Le couvre-feu, instauré le 17 octobre, devrait plomber l’emploi. L’Unédic prévoit une diminution en 2021 de 270 000 chômeurs, pour un total de 2,9 millions de personnes indemnisées à la fin de l’année prochaine. Le solde de l’Assurance chômage, lui, se dégraderait à un rythme moins soutenu l’an prochain : le déficit annuel s’élèverait à 9,7 milliards d’euros fin 2021, contre 18,7 milliards fin 2020. En effet, le solde s’est dégradé de 16 milliards d’euros depuis le début de l’année, à cause de la baisse des recettes et de la hausse des dépenses d’allocations.  

Le déficit de l’Assurance chômage reste d’une ampleur inédite dans son histoire. La dette sera portée à 65,2 milliards d’euros à la fin de l’an prochain. Les facteurs sont multiples : le financement de l’activité partielle, soit 10,2 milliards d’euros, représente 57,2% de la dette.
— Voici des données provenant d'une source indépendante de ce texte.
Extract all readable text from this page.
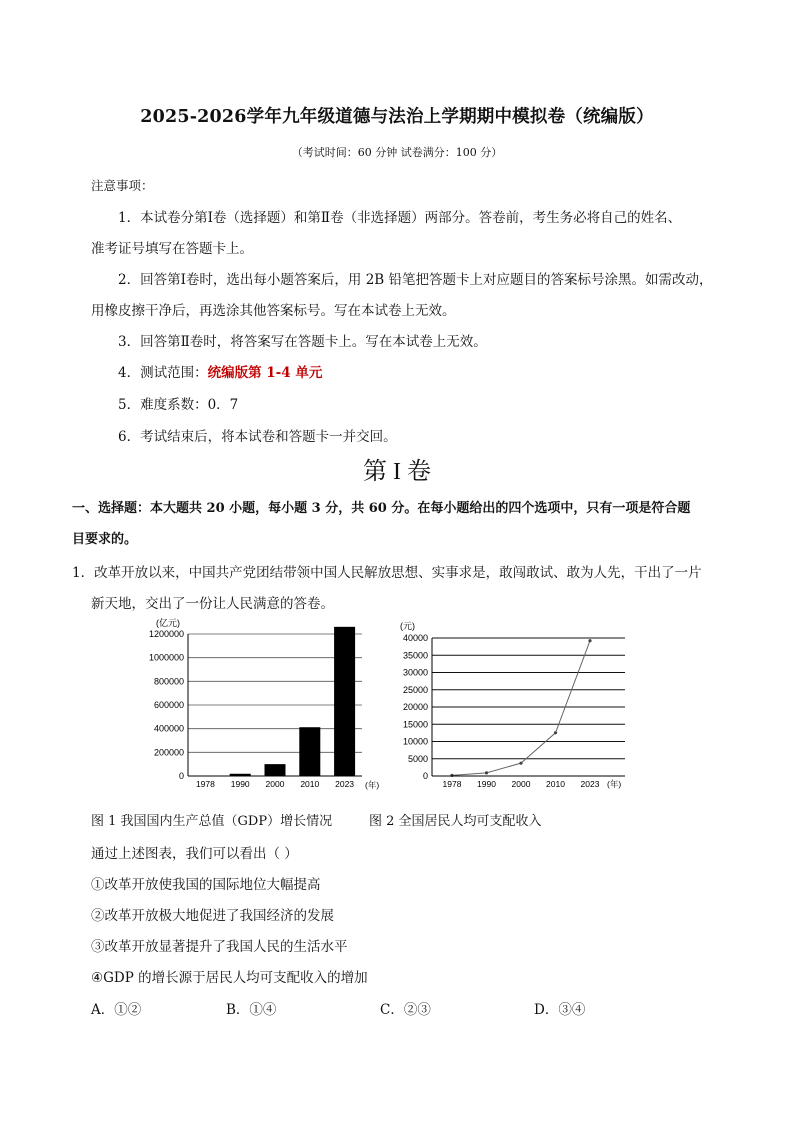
2025-2026学年九年级道德与法治上学期期中模拟卷（统编版）
（考试时间：60 分钟 试卷满分：100 分）
注意事项：
1．本试卷分第Ⅰ卷（选择题）和第Ⅱ卷（非选择题）两部分。答卷前，考生务必将自己的姓名、
准考证号填写在答题卡上。
2．回答第Ⅰ卷时，选出每小题答案后，用 2B 铅笔把答题卡上对应题目的答案标号涂黑。如需改动，
用橡皮擦干净后，再选涂其他答案标号。写在本试卷上无效。
3．回答第Ⅱ卷时，将答案写在答题卡上。写在本试卷上无效。
4．测试范围：统编版第 1-4 单元
5．难度系数：0．7
6．考试结束后，将本试卷和答题卡一并交回。
第 I 卷
一、选择题：本大题共 20 小题，每小题 3 分，共 60 分。在每小题给出的四个选项中，只有一项是符合题
目要求的。
1．改革开放以来，中国共产党团结带领中国人民解放思想、实事求是，敢闯敢试、敢为人先，干出了一片
新天地，交出了一份让人民满意的答卷。
(亿元)
0
200000
400000
600000
800000
1000000
1200000
1978 1990 2000 2010 2023 (年)
(元)
0
5000
10000
15000
20000
25000
30000
35000
40000
1978 1990 2000 2010 2023 (年)
图 1 我国国内生产总值（GDP）增长情况	图 2 全国居民人均可支配收入
通过上述图表，我们可以看出（ ）
①改革开放使我国的国际地位大幅提高
②改革开放极大地促进了我国经济的发展
③改革开放显著提升了我国人民的生活水平
④GDP 的增长源于居民人均可支配收入的增加
A．①②	B．①④	C．②③	D．③④
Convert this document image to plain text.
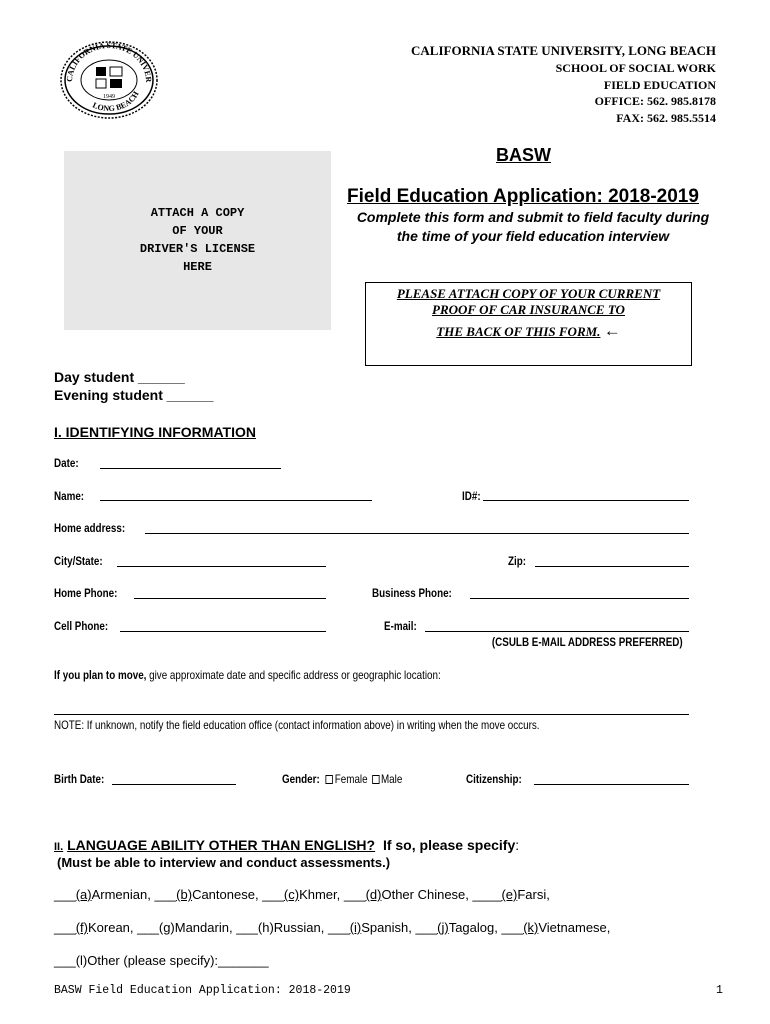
CALIFORNIA STATE UNIVER
LONG BEACH
1949
CALIFORNIA STATE UNIVERSITY, LONG BEACH
SCHOOL OF SOCIAL WORK
FIELD EDUCATION
OFFICE: 562. 985.8178
FAX: 562. 985.5514
ATTACH A COPY
OF YOUR
DRIVER'S LICENSE
HERE
BASW
Field Education Application: 2018-2019
Complete this form and submit to field faculty during
the time of your field education interview
PLEASE ATTACH COPY OF YOUR CURRENT
PROOF OF CAR INSURANCE TO
THE BACK OF THIS FORM. ←
Day student ______
Evening student ______
I. IDENTIFYING INFORMATION
Date:
Name:	ID#:
Home address:
City/State:	Zip:
Home Phone:	Business Phone:
Cell Phone:	E-mail:
(CSULB E-MAIL ADDRESS PREFERRED)
If you plan to move, give approximate date and specific address or geographic location:
NOTE: If unknown, notify the field education office (contact information above) in writing when the move occurs.
Birth Date:	Gender: Female Male	Citizenship:
II. LANGUAGE ABILITY OTHER THAN ENGLISH? If so, please specify:
(Must be able to interview and conduct assessments.)
___(a)Armenian, ___(b)Cantonese, ___(c)Khmer, ___(d)Other Chinese, ____(e)Farsi,
___(f)Korean, ___(g)Mandarin, ___(h)Russian, ___(i)Spanish, ___(j)Tagalog, ___(k)Vietnamese,
___(l)Other (please specify):_______
BASW Field Education Application: 2018-2019	1
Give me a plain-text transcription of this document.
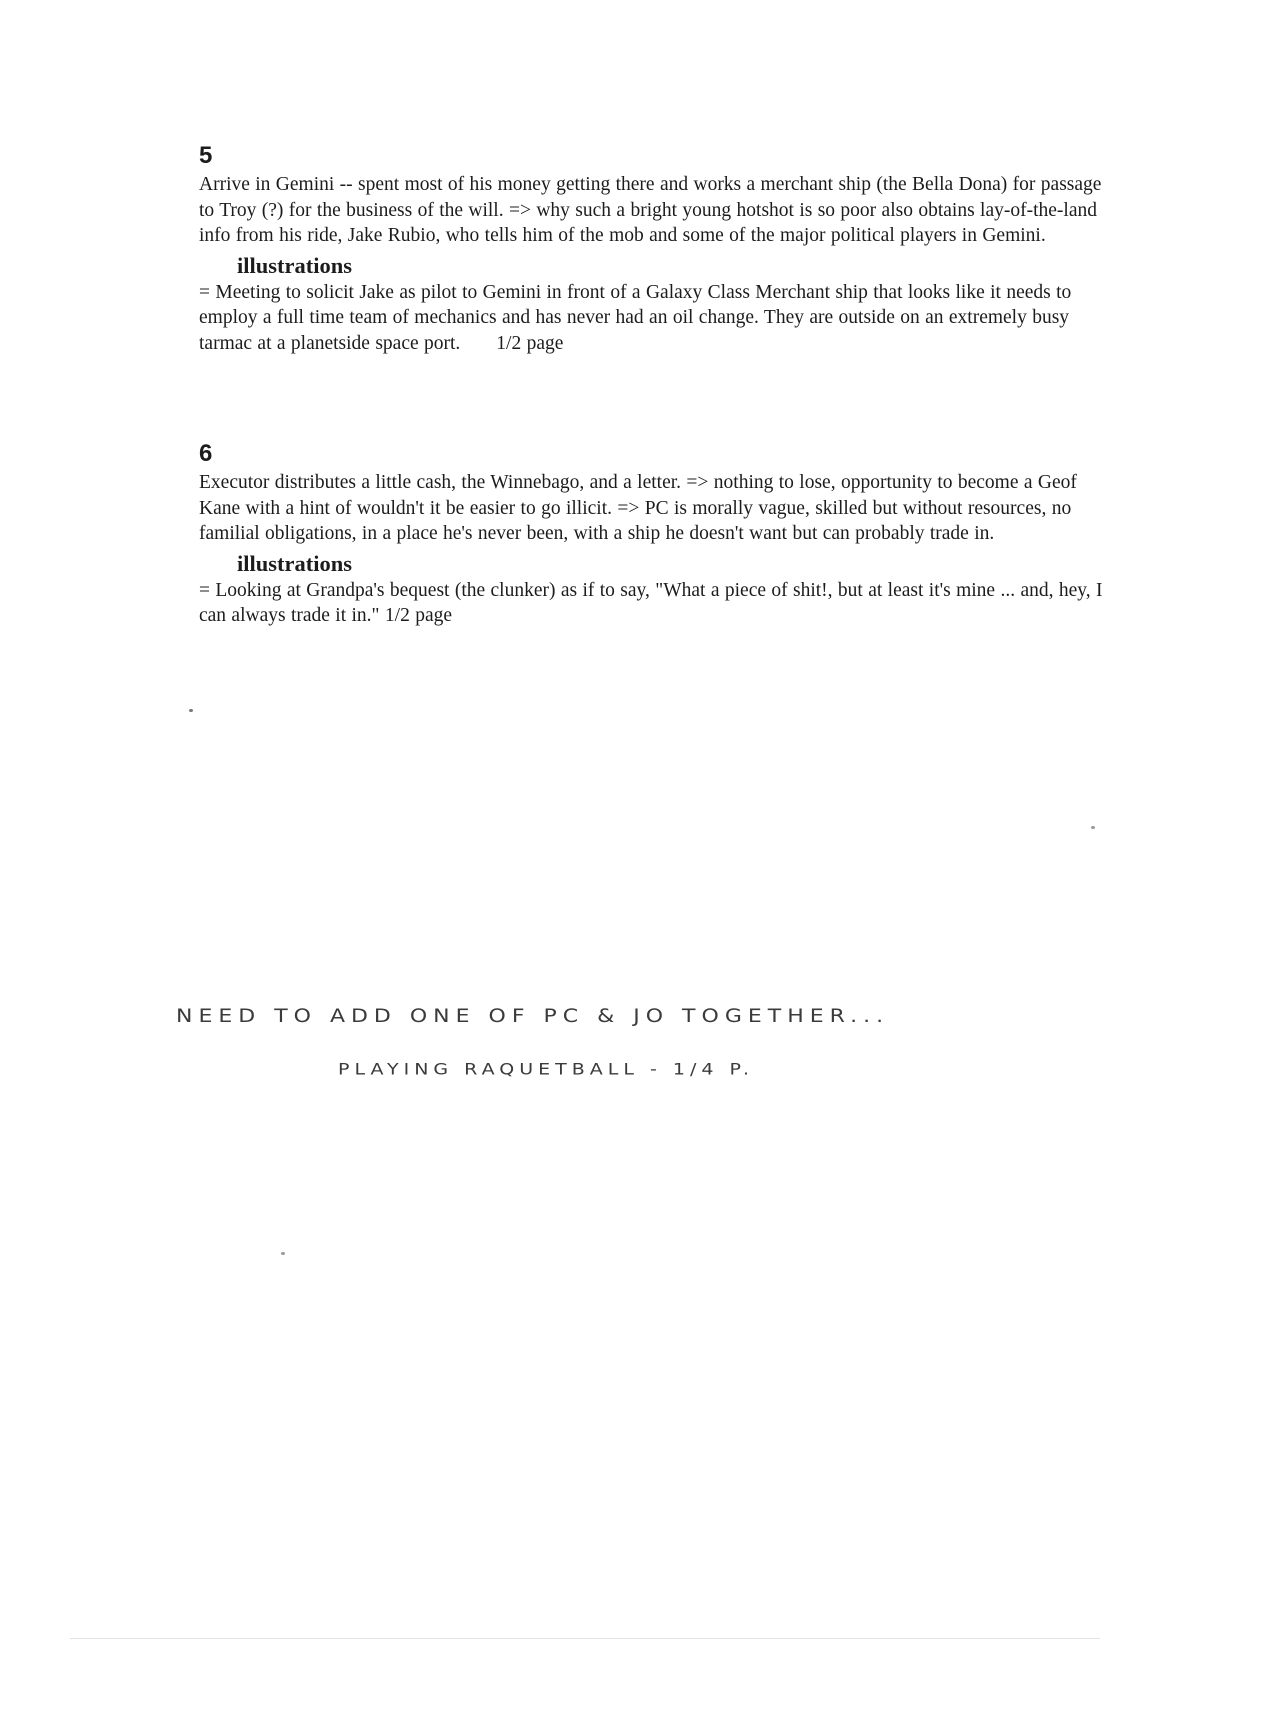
5

Arrive in Gemini -- spent most of his money getting there and works a merchant ship (the Bella Dona) for passage to Troy (?) for the business of the will. => why such a bright young hotshot is so poor also obtains lay-of-the-land info from his ride, Jake Rubio, who tells him of the mob and some of the major political players in Gemini.

illustrations

= Meeting to solicit Jake as pilot to Gemini in front of a Galaxy Class Merchant ship that looks like it needs to employ a full time team of mechanics and has never had an oil change. They are outside on an extremely busy tarmac at a planetside space port. 1/2 page

6

Executor distributes a little cash, the Winnebago, and a letter. => nothing to lose, opportunity to become a Geof Kane with a hint of wouldn't it be easier to go illicit. => PC is morally vague, skilled but without resources, no familial obligations, in a place he's never been, with a ship he doesn't want but can probably trade in.

illustrations

= Looking at Grandpa's bequest (the clunker) as if to say, "What a piece of shit!, but at least it's mine ... and, hey, I can always trade it in." 1/2 page

NEED TO ADD ONE OF PC & JO TOGETHER...
PLAYING RAQUETBALL - 1/4 P.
L’augmentation des dépenses d’allocations chômage, en raison de la hausse du nombre de demandeurs d’emploi, représente 28,2%. Enfin, les reports de cotisations représentent 14,6%. Les dépenses du régime augmenteraient de 32% cette année par rapport à l’an dernier pour atteindre environ 54,2 milliards d’euros. En 2021, elles atteindraient 48,8 milliards selon ces prévisions.

Le financement de l’activité partielle atteint 8,3 milliards d’euros en 2020

Dans le détail, l’activité partielle représente 8,3 milliards d’euros de dépenses cette année (contre 0,05 milliard anticipé avant crise) et elle atteindrait 3,2 milliards d’euros en 2021. Les allocations chômage représentent 39,1 milliards d’euros de dépenses en 2020 (une progression de 4,1 milliards par rapport à 2019) et elles atteindraient 38,4 milliards l’an prochain. Les recettes, elles, baisseraient de 10% cette année par rapport à 2019, pour atteindre 35,5 milliards d’euros, mais elles progresseraient à nouveau l’an prochain, pour atteindre 39,1 milliards et revenir à un niveau proche de 2019.

L’organisme paritaire joue « pleinement son rôle de stabilisateur économique et social », précise le communiqué, « en continuant d’amortir massivement les effets de la crise sur l’économie et auprès de millions de ménages ». En attendant de prochaines discussions avec le gouvernement et les partenaires sociaux « afin d’aborder le financement du régime à plus long terme », l’Unédic sécurise ses financements en dimensionnant ses emprunts et en ajustant sa stratégie.  Elle continue à emprunter sur les marchés financiers : quatre émissions d’obligations sociales ont été effectuées en mai, juin, juillet et octobre, ce qui a permis à l’organisme de lever 13 milliards d’euros.